He stands alone on a mountain of regret and
self loathing.
His winter coat looks ratty and he cannot seem to stop shaking from the cold.
It is summer, but it is a summer spent in a cold climate, soaking wet.
Somewhere within himself he hopes to find that which is not lost yet is misplaced,
A simple melody of resolve and
self-confidence to get him through the day.
He has no more comrades. He is alone, and somehow this has made him stronger.

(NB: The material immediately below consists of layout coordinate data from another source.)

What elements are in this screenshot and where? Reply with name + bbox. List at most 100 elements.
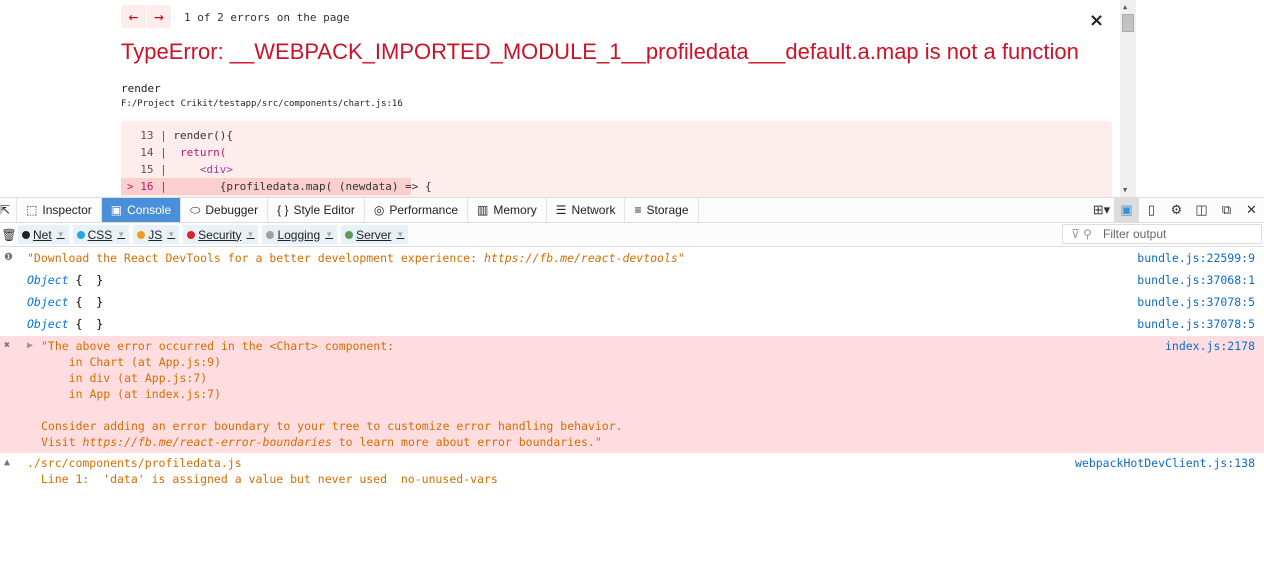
dot-icon xyxy=(345,230,354,239)
tab-style-editor[interactable]: { } Style Editor xyxy=(268,198,365,222)
message-link[interactable]: https://fb.me/react-error-boundaries xyxy=(83,435,332,449)
object-link[interactable]: Object xyxy=(27,273,69,287)
close-icon[interactable]: ✕ xyxy=(1239,198,1264,222)
trash-icon[interactable]: 🗑 xyxy=(0,228,18,242)
tab-console[interactable]: ▣ Console xyxy=(101,198,182,222)
storage-icon: ≡ xyxy=(634,203,642,217)
dock-layout-icon[interactable]: ⊞▾ xyxy=(1089,198,1114,222)
console-message: Object { } bundle.js:37068:1 xyxy=(0,270,1264,292)
error-title: TypeError: __WEBPACK_IMPORTED_MODULE_1__… xyxy=(121,39,1079,64)
console-filter-bar: 🗑 Net ▼ CSS ▼ JS ▼ Security ▼ Logging ▼ Serve… xyxy=(0,223,1264,247)
message-source-link[interactable]: bundle.js:37068:1 xyxy=(1137,272,1255,288)
stack-function: render xyxy=(121,82,161,95)
code-line: 13 | render(){ xyxy=(121,127,1112,144)
devtools-toolbar: ⇱ ⬚ Inspector ▣ Console ⬭ Debugger { } Style… xyxy=(0,197,1264,223)
code-line: 14 | return( xyxy=(121,144,1112,161)
dot-icon xyxy=(266,230,275,239)
toolbar-actions: ⊞▾ ▣ ▯ ⚙ ◫ ⧉ ✕ xyxy=(1089,198,1264,222)
code-line-highlighted: > 16 | {profiledata.map( (newdata) => { xyxy=(121,178,432,195)
tab-label: Console xyxy=(127,203,172,217)
dock-side-icon[interactable]: ◫ xyxy=(1189,198,1214,222)
tab-label: Performance xyxy=(389,203,459,217)
message-text: { } xyxy=(68,273,104,287)
console-message: Object { } bundle.js:37078:5 xyxy=(0,314,1264,336)
message-text: " xyxy=(677,251,685,265)
filter-css[interactable]: CSS ▼ xyxy=(72,225,130,244)
line-number: 14 | xyxy=(127,146,174,159)
chip-label: Security xyxy=(198,227,242,242)
tab-debugger[interactable]: ⬭ Debugger xyxy=(181,198,269,222)
tab-network[interactable]: ☰ Network xyxy=(547,198,626,222)
page-scrollbar[interactable]: ▲ ▼ xyxy=(1120,0,1136,197)
prev-error-button[interactable]: ← xyxy=(121,5,146,28)
console-output: ❶ "Download the React DevTools for a bett… xyxy=(0,248,1264,487)
scrollbar-thumb[interactable] xyxy=(1122,14,1134,32)
line-number: 13 | xyxy=(127,129,174,142)
scroll-down-icon[interactable]: ▼ xyxy=(1123,186,1127,194)
chevron-down-icon: ▼ xyxy=(246,230,255,239)
inspector-icon: ⬚ xyxy=(26,203,38,217)
filter-net[interactable]: Net ▼ xyxy=(18,225,69,244)
code-text: return( xyxy=(173,146,227,159)
message-text: to learn more about error boundaries." xyxy=(331,435,602,449)
chevron-down-icon: ▼ xyxy=(56,230,65,239)
tab-storage[interactable]: ≡ Storage xyxy=(625,198,699,222)
code-text: {profiledata.map( (newdata) => { xyxy=(173,180,432,193)
close-icon[interactable]: × xyxy=(1089,10,1104,31)
code-text: render(){ xyxy=(173,129,233,142)
error-count: 1 of 2 errors on the page xyxy=(184,11,350,24)
object-link[interactable]: Object xyxy=(27,295,69,309)
message-text: ./src/components/profiledata.js Line 1: … xyxy=(27,456,498,486)
console-warning-message: ▲ ./src/components/profiledata.js Line 1:… xyxy=(0,453,1264,487)
chip-label: Server xyxy=(356,227,392,242)
element-picker-icon[interactable]: ⇱ xyxy=(0,198,18,222)
message-text: { } xyxy=(68,295,104,309)
tab-label: Network xyxy=(571,203,616,217)
info-icon: ❶ xyxy=(4,252,13,263)
responsive-mode-icon[interactable]: ▯ xyxy=(1139,198,1164,222)
message-source-link[interactable]: bundle.js:22599:9 xyxy=(1137,250,1255,266)
filter-output-input[interactable]: ⊽ ⚲ Filter output xyxy=(1062,224,1262,244)
message-text: "The above error occurred in the <Chart>… xyxy=(41,339,623,449)
chip-label: CSS xyxy=(87,227,113,242)
console-message: ❶ "Download the React DevTools for a bett… xyxy=(0,248,1264,270)
error-overlay: ← → 1 of 2 errors on the page × TypeErro… xyxy=(0,0,1264,197)
dot-icon xyxy=(187,230,196,239)
code-text: <div> xyxy=(173,163,233,176)
message-source-link[interactable]: bundle.js:37078:5 xyxy=(1137,316,1255,332)
chevron-down-icon: ▼ xyxy=(117,230,126,239)
tab-memory[interactable]: ▥ Memory xyxy=(468,198,547,222)
object-link[interactable]: Object xyxy=(27,317,69,331)
network-icon: ☰ xyxy=(555,203,567,217)
message-link[interactable]: https://fb.me/react-devtools xyxy=(484,251,678,265)
tab-label: Style Editor xyxy=(293,203,355,217)
split-console-icon[interactable]: ▣ xyxy=(1114,198,1139,222)
filter-js[interactable]: JS ▼ xyxy=(133,225,180,244)
line-number: > 16 | xyxy=(127,180,174,193)
message-source-link[interactable]: webpackHotDevClient.js:138 xyxy=(1075,455,1255,471)
error-x-icon: ✖ xyxy=(4,340,11,351)
tab-label: Memory xyxy=(493,203,537,217)
separate-window-icon[interactable]: ⧉ xyxy=(1214,198,1239,222)
gear-icon[interactable]: ⚙ xyxy=(1164,198,1189,222)
dot-icon xyxy=(22,230,30,239)
message-source-link[interactable]: index.js:2178 xyxy=(1165,338,1255,354)
filter-security[interactable]: Security ▼ xyxy=(183,225,259,244)
line-number: 15 | xyxy=(127,163,174,176)
chip-label: Logging xyxy=(277,227,321,242)
message-source-link[interactable]: bundle.js:37078:5 xyxy=(1137,294,1255,310)
chip-label: JS xyxy=(148,227,163,242)
console-icon: ▣ xyxy=(110,203,123,217)
stack-file[interactable]: F:/Project Crikit/testapp/src/components… xyxy=(121,99,403,109)
tab-label: Storage xyxy=(646,203,689,217)
expand-triangle-icon[interactable]: ▶ xyxy=(27,338,33,354)
message-text: { } xyxy=(68,317,104,331)
tab-inspector[interactable]: ⬚ Inspector xyxy=(17,198,102,222)
console-error-message: ✖ ▶ "The above error occurred in the <Char… xyxy=(0,336,1264,453)
next-error-button[interactable]: → xyxy=(146,5,171,28)
scroll-up-icon[interactable]: ▲ xyxy=(1123,3,1127,11)
chevron-down-icon: ▼ xyxy=(167,230,176,239)
tab-performance[interactable]: ◎ Performance xyxy=(365,198,469,222)
filter-logging[interactable]: Logging ▼ xyxy=(262,225,338,244)
filter-server[interactable]: Server ▼ xyxy=(341,225,409,244)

He may die today. But he can survive.
He needs to know what it is he is surviving for first.
He was a simple boy, but he went to
war, and war changed him.
It shamed his family to know he was a murderer. He shamed his
country with his mere existence. He knew this, but he was disconnected from what
America was or what America even ment now.
Betrayed by his nation, by his people, by his commanders.
Betrayed by everyone except the people who were trying to kill him.
He went to Vietnam, and
Vietnam changed him. It was warm, but it was war, and a chill crept up his spine.
If I ever saw him again I would say thanks.
For fighting for
peacenik asshole uncaring idiotic
quaker flagburners like myself.
And helping to fight a war we wouldn't fight.
He lived, but his soul died in
Vietnam. His body went on for a lot longer than he wanted it to.
He fixed that problem which I helped to create, and I am ashamed.
The sucessful conquest in Vietnam was the subjugation of the majority of a generation of American soldiers, by the American
Populace and The
United States
Government. Immorality and inhumanity won the day, back home.